If we want to get values in descending order missing values come first:

julia> sort(x, rev=true)
7-element Vector{Union{Missing, Int64}}:
  missing
  missing
  missing
 4
 3
 2
 1

But what if we wanted to have values sorted in descending order, but put missing at the end?

Supplementary sorting order

Users often wanted a functionality that would allow them to sort values, but treat missing
as the smallest. This means that if you sort your data in a descending order missing would be put at the end.
Similarly, if you want to sort your data in ascending order missing would be put at the beginning.

With Missings.jl release 1.2 this functionality is supported with the missingsmallest function:

julia> sort(x, lt=missingsmallest)
7-element Vector{Union{Missing, Int64}}:
  missing
  missing
  missing
 1
 2
 3
 4

julia> sort(x, lt=missingsmallest, rev=true)
7-element Vector{Union{Missing, Int64}}:
 4
 3
 2
 1
  missing
  missing
  missing

By default missingsmallest uses the isless comparison.

More advanced cases of treating missing as smallest

Assume that you have the following vector that you want to sort by
the length of the string:

julia> s = [missing, "abc", "x", missing, "bcde", "pq", missing]
7-element Vector{Union{Missing, String}}:
 missing
 "abc"
 "x"
 missing
 "bcde"
 "pq"
 missing

If you try a simple way to do it you get an error:

julia> sort(s, by=length)
ERROR: MethodError: no method matching length(::Missing)

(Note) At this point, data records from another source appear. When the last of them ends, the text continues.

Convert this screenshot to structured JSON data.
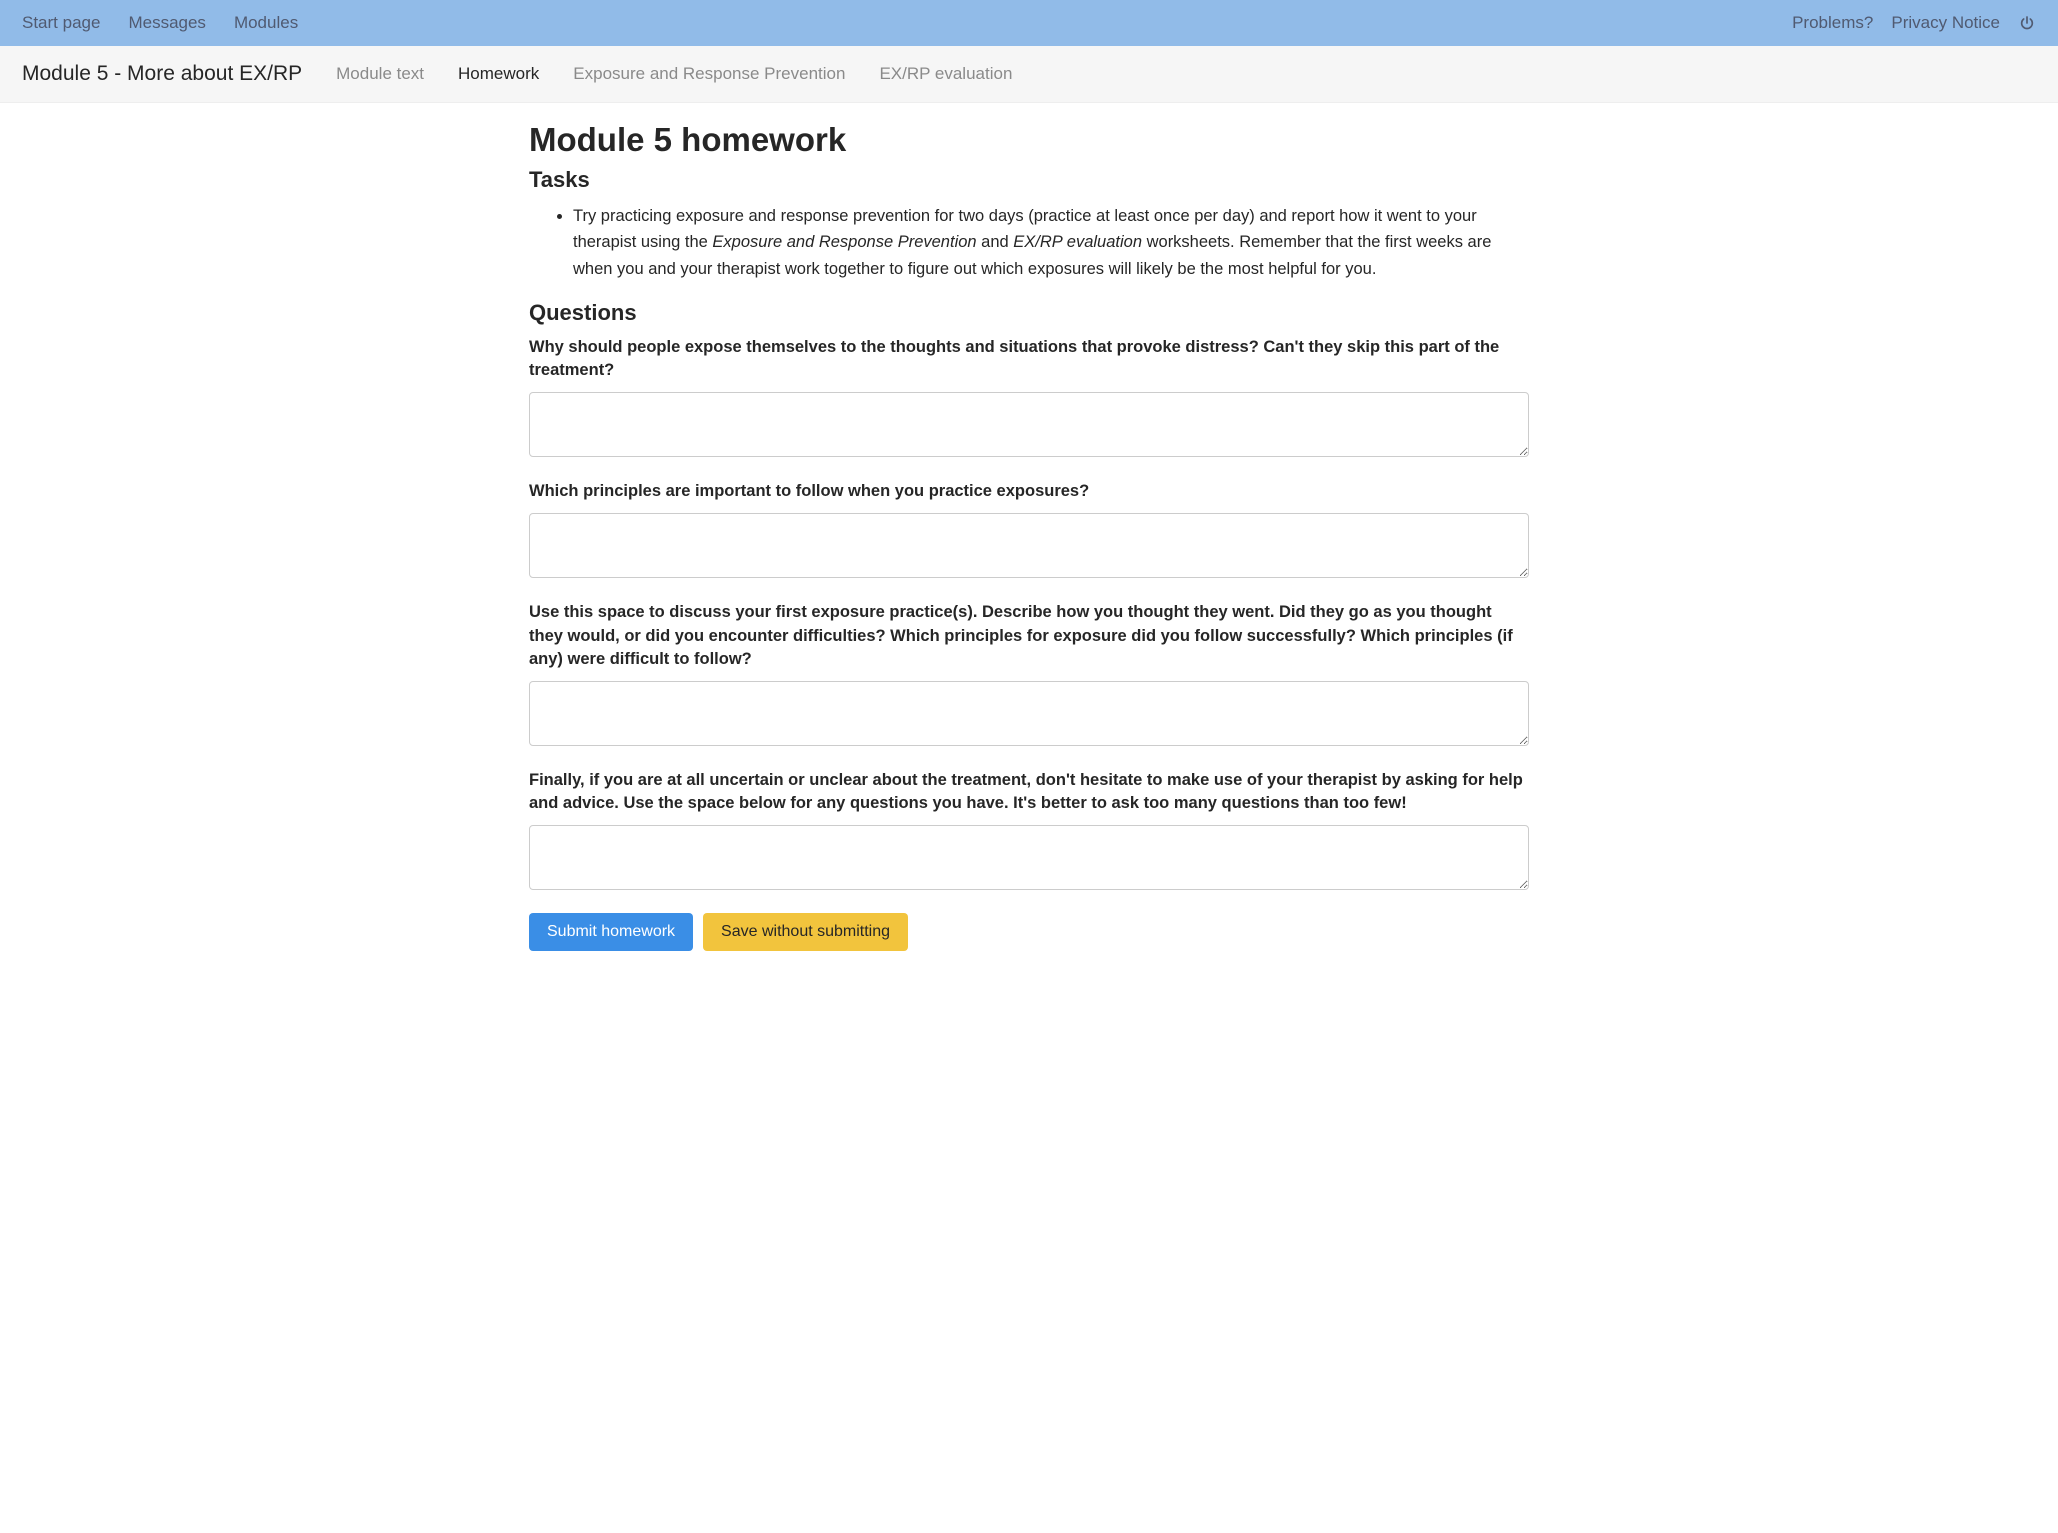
{
  "topNav": {
    "left": [
      {
        "label": "Start page"
      },
      {
        "label": "Messages"
      },
      {
        "label": "Modules"
      }
    ],
    "right": [
      {
        "label": "Problems?"
      },
      {
        "label": "Privacy Notice"
      }
    ]
  },
  "subNav": {
    "title": "Module 5 - More about EX/RP",
    "tabs": [
      {
        "label": "Module text",
        "active": false
      },
      {
        "label": "Homework",
        "active": true
      },
      {
        "label": "Exposure and Response Prevention",
        "active": false
      },
      {
        "label": "EX/RP evaluation",
        "active": false
      }
    ]
  },
  "page": {
    "heading": "Module 5 homework",
    "tasksHeading": "Tasks",
    "taskText1": "Try practicing exposure and response prevention for two days (practice at least once per day) and report how it went to your therapist using the ",
    "taskEm1": "Exposure and Response Prevention",
    "taskAnd": " and ",
    "taskEm2": "EX/RP evaluation",
    "taskText2": " worksheets. Remember that the first weeks are when you and your therapist work together to figure out which exposures will likely be the most helpful for you.",
    "questionsHeading": "Questions",
    "questions": [
      {
        "label": "Why should people expose themselves to the thoughts and situations that provoke distress? Can't they skip this part of the treatment?"
      },
      {
        "label": "Which principles are important to follow when you practice exposures?"
      },
      {
        "label": "Use this space to discuss your first exposure practice(s). Describe how you thought they went. Did they go as you thought they would, or did you encounter difficulties? Which principles for exposure did you follow successfully? Which principles (if any) were difficult to follow?"
      },
      {
        "label": "Finally, if you are at all uncertain or unclear about the treatment, don't hesitate to make use of your therapist by asking for help and advice. Use the space below for any questions you have. It's better to ask too many questions than too few!"
      }
    ],
    "buttons": {
      "submit": "Submit homework",
      "save": "Save without submitting"
    }
  }
}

We need to wrap length in passmissing to get what we want:

julia> sort(s, by=passmissing(length))
7-element Vector{Union{Missing, String}}:
 "x"
 "pq"
 "abc"
 "bcde"
 missing
 missing
 missing

julia> sort(s, by=passmissing(length), rev=true)
7-element Vector{Union{Missing, String}}:
 missing
 missing
 missing
 "bcde"
 "abc"
 "pq"
 "x"

But what if we wanted to treat missing values as smallest?

The first approach is the one we already know:

julia> sort(s, by=passmissing(length), lt=missingsmallest)
7-element Vector{Union{Missing, String}}:
 missing
 missing
 missing
 "x"
 "pq"
 "abc"
 "bcde"

julia> sort(s, by=passmissing(length), lt=missingsmallest, rev=true)
7-element Vector{Union{Missing, String}}:
 "bcde"
 "abc"
 "pq"
 "x"
 missing
 missing
 missing

However, there is an alternative. You can define a comparison function that works on strings:

julia> isshorter(s1::AbstractString, s2::AbstractString) = length(s1) < length(s2)
isshorter (generic function with 1 method)

Then you can pass the isshorter function to missingsmallest
as a single argument to generate a comparison function
that automatically treats missing values as smallest:

julia> sort(s, lt=missingsmallest(isshorter))
7-element Vector{Union{Missing, String}}:
 missing
 missing
 missing
 "x"
 "pq"
 "abc"
 "bcde"

julia> sort(s, lt=missingsmallest(isshorter), rev=true)
7-element Vector{Union{Missing, String}}:
 "bcde"
 "abc"
 "pq"
 "x"
 missing
 missing
 missing

Conclusions

The missingsmallest functionality was added in Missings.jl 1.2.
I hope you will find it useful when working with your data!